Looming student loans = Emotional distress!
I'm rapidly approaching the end of my studies as a graduate student in the school of the arts. The other day I looked at how much I owed in loans and I am freaking out. And now I think going to grad school was the worst thing I've ever done. I'm so scared right now.
While money can't buy happiness, not having enough can certainly bring on stress, anxiety, and fear. However, it may help temper your fears to remember that your loans were taken out as an investment in your future. They went towards something worthwhile: a graduate degree that will hopefully help you in achieving future goals, whether they're professional or personal. Additionally, school loans carry a low interest rate (in comparison to loans for other things, such as cars and houses). Loans can also help you to build your credit when you make your loan payments on time, and having good credit can help you get loans for major purchases later in life.

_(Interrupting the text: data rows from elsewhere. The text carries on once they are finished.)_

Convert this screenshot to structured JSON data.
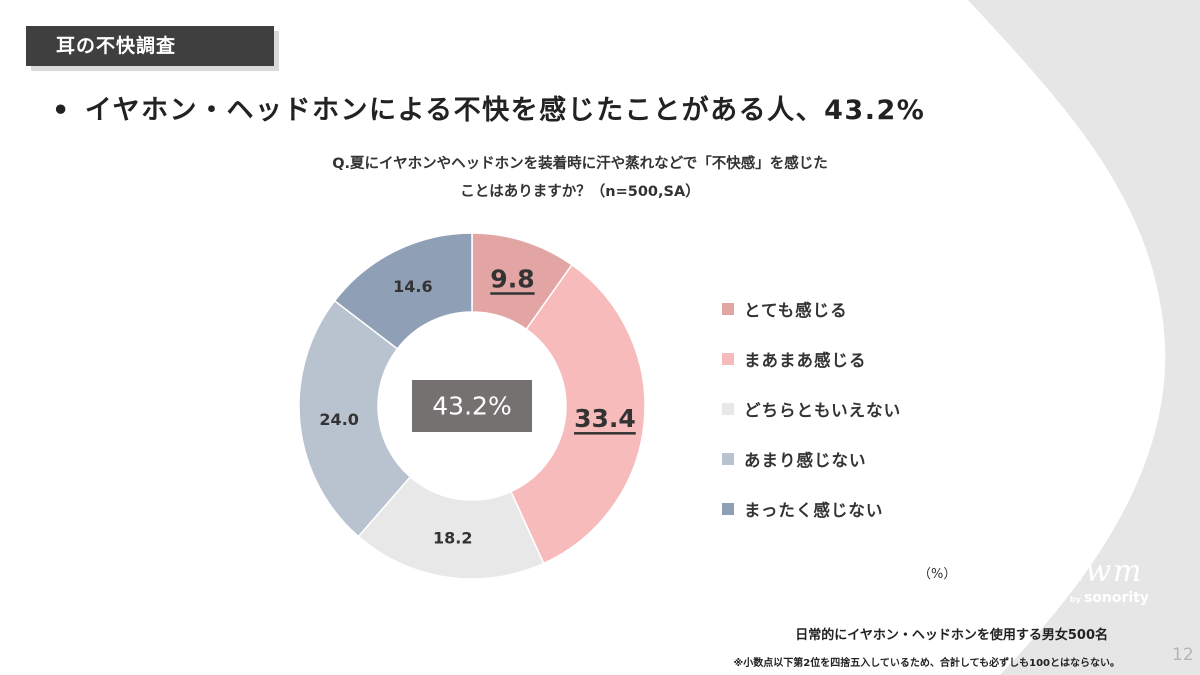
{
  "section_tag": "耳の不快調査",
  "headline": {
    "bullet": "•",
    "text": "イヤホン・ヘッドホンによる不快を感じたことがある人、43.2%"
  },
  "question": {
    "line1": "Q.夏にイヤホンやヘッドホンを装着時に汗や蒸れなどで「不快感」を感じた",
    "line2": "ことはありますか？（n=500,SA）"
  },
  "center_label": "43.2%",
  "unit_label": "（%）",
  "footer": {
    "sample": "日常的にイヤホン・ヘッドホンを使用する男女500名",
    "note": "※小数点以下第2位を四捨五入しているため、合計しても必ずしも100とはならない。"
  },
  "page_number": "12",
  "logo": {
    "main": "nwm",
    "by": "by",
    "sub": "sonority"
  },
  "colors": {
    "background_shape": "#e6e6e6",
    "tag_bg": "#3f3f3f",
    "center_box": "#767171"
  },
  "chart_data": {
    "type": "pie",
    "donut": true,
    "categories": [
      "とても感じる",
      "まあまあ感じる",
      "どちらともいえない",
      "あまり感じない",
      "まったく感じない"
    ],
    "values": [
      9.8,
      33.4,
      18.2,
      24.0,
      14.6
    ],
    "value_labels": [
      "9.8",
      "33.4",
      "18.2",
      "24.0",
      "14.6"
    ],
    "colors": [
      "#e3a5a3",
      "#f7bbbb",
      "#e8e8e8",
      "#b9c3d0",
      "#8fa0b6"
    ],
    "highlighted": [
      true,
      true,
      false,
      false,
      false
    ],
    "legend_position": "right"
  }
}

Rest assured, however, that you're not the only one feeling this way. In fact, the United States Department of Education has published loan repayment information to help you pay back your loans successfully. There are a variety of different repayment programs that graduates can use to help pay off their loans based on their life situations and financial backgrounds. Moreover, some student loans can also be forgiven or paid back by your employer, depending on the career you choose to pursue after graduation. Furthermore, those who work in education, medicine, or law may also be eligible for loan forgiveness. You can check out the public service website FinAid for more details on these and other loan forgiveness programs.
In order to prevent further feelings of despair, you might want to make sure you're living within your means, both now and after graduation. Keeping track of your expenses, making a budget, and sticking to it are great skills to have in order to be financially responsible and independent. You might also consider using software or online budgeting tools that will allow you to track your spending and financial obligations.
If all of this still doesn't alleviate your fears or make you feel more at ease, you may want to consider scheduling an appointment with a mental health professional before graduation. They can work with you to help reduce your feelings of stress and anxiety about your financial future, as well as anything else you might be "freaking out" about. In addition, you can also check out the Go Ask Alice! Emotional Health archives for more tips on managing stress and anxiety.
In the meantime, try to enjoy the rest of time in grad school before it's over. Even though tuition and cost of living can be quite high, hopefully the knowledge that you've gained, the experiences you've had, and the relationships you've built were priceless. Best of luck (financially and otherwise) in the "real world!"